Dan mesjid yang cukup megah untuk ukuran mesjid2 disekitar itu, ternyata juga dibiayai bersama-sama para jemaat pengajian. ‘kita tidak boleh mengemis di pinggir jalan mas. malah kalau disini tidak ada lapangan beramal solih, mereka pada mencari dimana sedang ada pembangunan masjid, ikut menyumbang,
atau membangun jalan kampung…ya pokoknya hidup itu untuk ibadah mas.’
Saya terngiang nasihat abang becak, “barang siapa membangun mesjid di dunia maka Tuhan membangunkan sebuah gedung megah di akhirat.”
Lantas pada hari keempat, dengan penuh kesan saya pun pamit melanjutkan ekspedisi ke papua. tak dinyana, pak kiyai masih juga tidak mau melepas saya, “bawa alamat dan nomer telepon ini, setelah sampai bandara ditelpon saja biar dijemput,” dan sebagaimana pesannya, nomer HP yang diberikan saya panggil dari bandara Sentani, sebuah salam menyapa dari seberang. “Oh, mas mahar ya, tadi saya dapat kabar dari makasar dan sekarang saya sudah dekat dengan bandara, mas tunggu saja disitu, lima menit lagi saya sampai.”
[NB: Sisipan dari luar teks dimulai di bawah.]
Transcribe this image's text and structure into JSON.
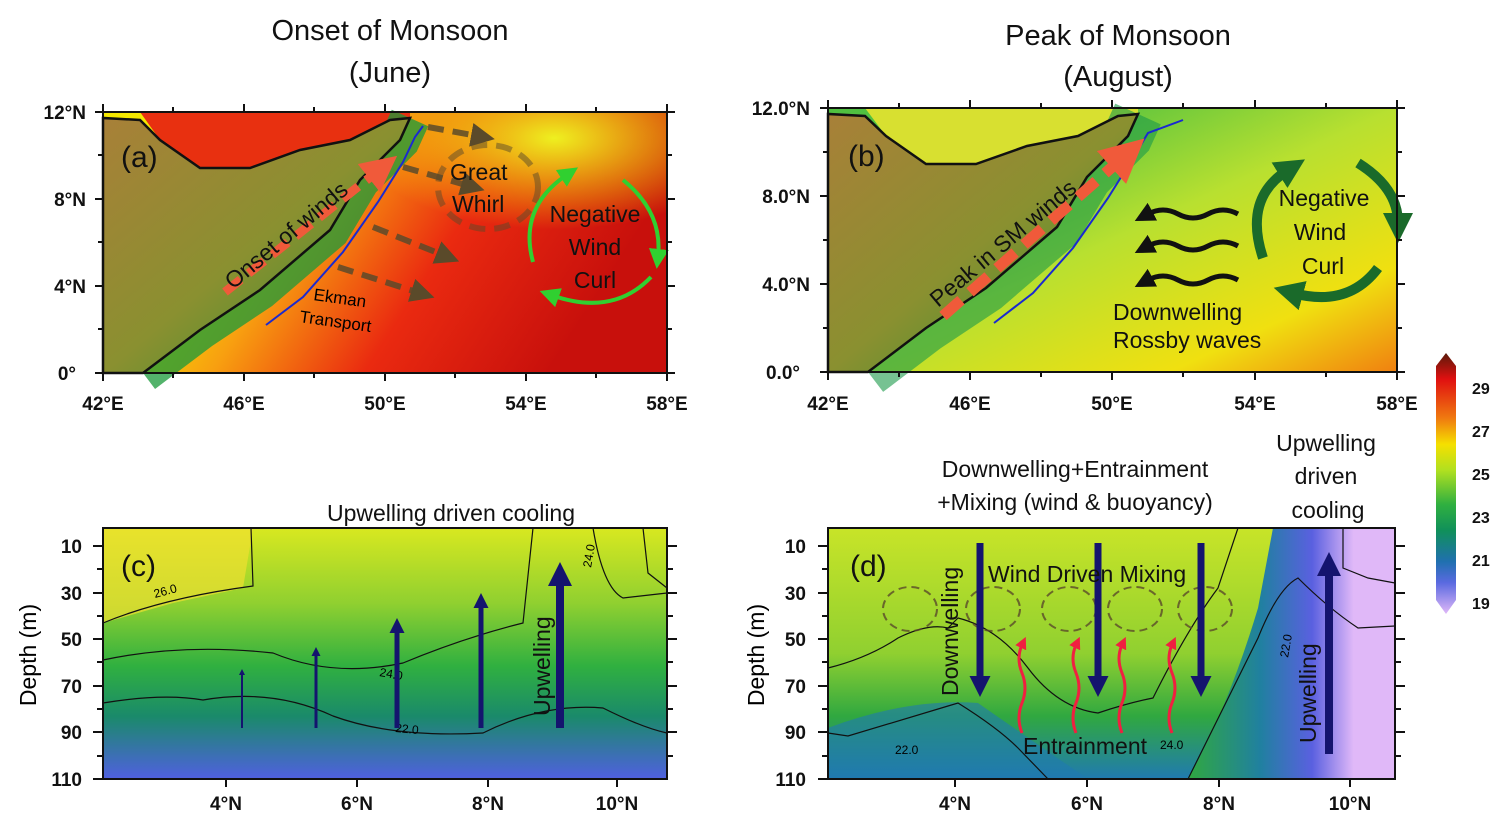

Muda, kira-kira berumur 30 tahun, seorang supervisor di perusahaan consumer good, asal medan. “jangan sungkan, anggap saja dikampung sediri, kita semua keluarga, kalau butuh kemana-mana saya antar atau kalau mau pakai kendaraan sebaiknya jangan sendiri, selain bensin disini langka dan mahal, tradisi disini berbeda, nabrak ayam saja belum cukup motornya buat nebus.”
Rupanya saya dibawa ke Bucend II, sebuah komplek cukup wah dengan masjid ditengah2nya membuat saya serasa di kampus IIU. masjidnya penuh dengan kitab-kitab di rak yang tertata rapi. dan saya baru tahu dari sebuah plang yang ada didepan komplek [yang di makasar tidak ada papan nama]. ternyata saya dijamu oleh warga Lembaga Dakwah Islam Indonesia [LDII] yang selama ini dianggap sesat, tapi saya yang tidak dikenal pun dijamu seperti keluarga, katanya mereka wajib menjamu saya karena saya adalah ibnusabil [bukan maksudnya anak jalanan, tapi seorang yang dalam perjalanan].
Enam tahun berlalu, dan saya sekarang di Jakarta, ada khabar dari teman-teman di wilayah persekutuan, serawak dan terakhir sebuah SMS dari pudu, kalau pembelajaran agama islam di malaysia, banyak yang sudah memakai kurikulum LDII. padahal setahu saya, awal 2000an, sebuah masjid di distrik Banting [ kalau tidak salah dekat dengan tanah genting] dibakar oleh orang-orang Indonesia yang tak jarang merupakan pendatang haram, dan mereka terprovokasi oleh penerbitan buku ormas-ormas islam yang tidak suka dengan LDII.
Saya jadi berpikir, kenapa dalam sekian lama LDII dibakar dan serang masjidnya tapi kok tetap bertahan bahkan semakin berkembang ke seluruh dunia? Sdr. Syaiful yang sampai sekarang jadi kontak saya di Papua, mengatakan itulah kebenaran, kalau tidak ada gangguan justru diragukan apakah yang dijalankan sudah benar. terus kalau diserang kok membalas, jangan-jangan malah lebih buruk dari yang menyerang, “kita doakan saja semoga mendapat petunjuk agar selamat dunia dan akhirat,” lanjutnya, kalau ustad jalan ditengah gerombolan pemabuk kok tidak diganggu, jangan-jangan karena ustadnya juga sedang mabok…
Kadang, sikap yang dikembangkan ini menginspirasi saya…begitulah.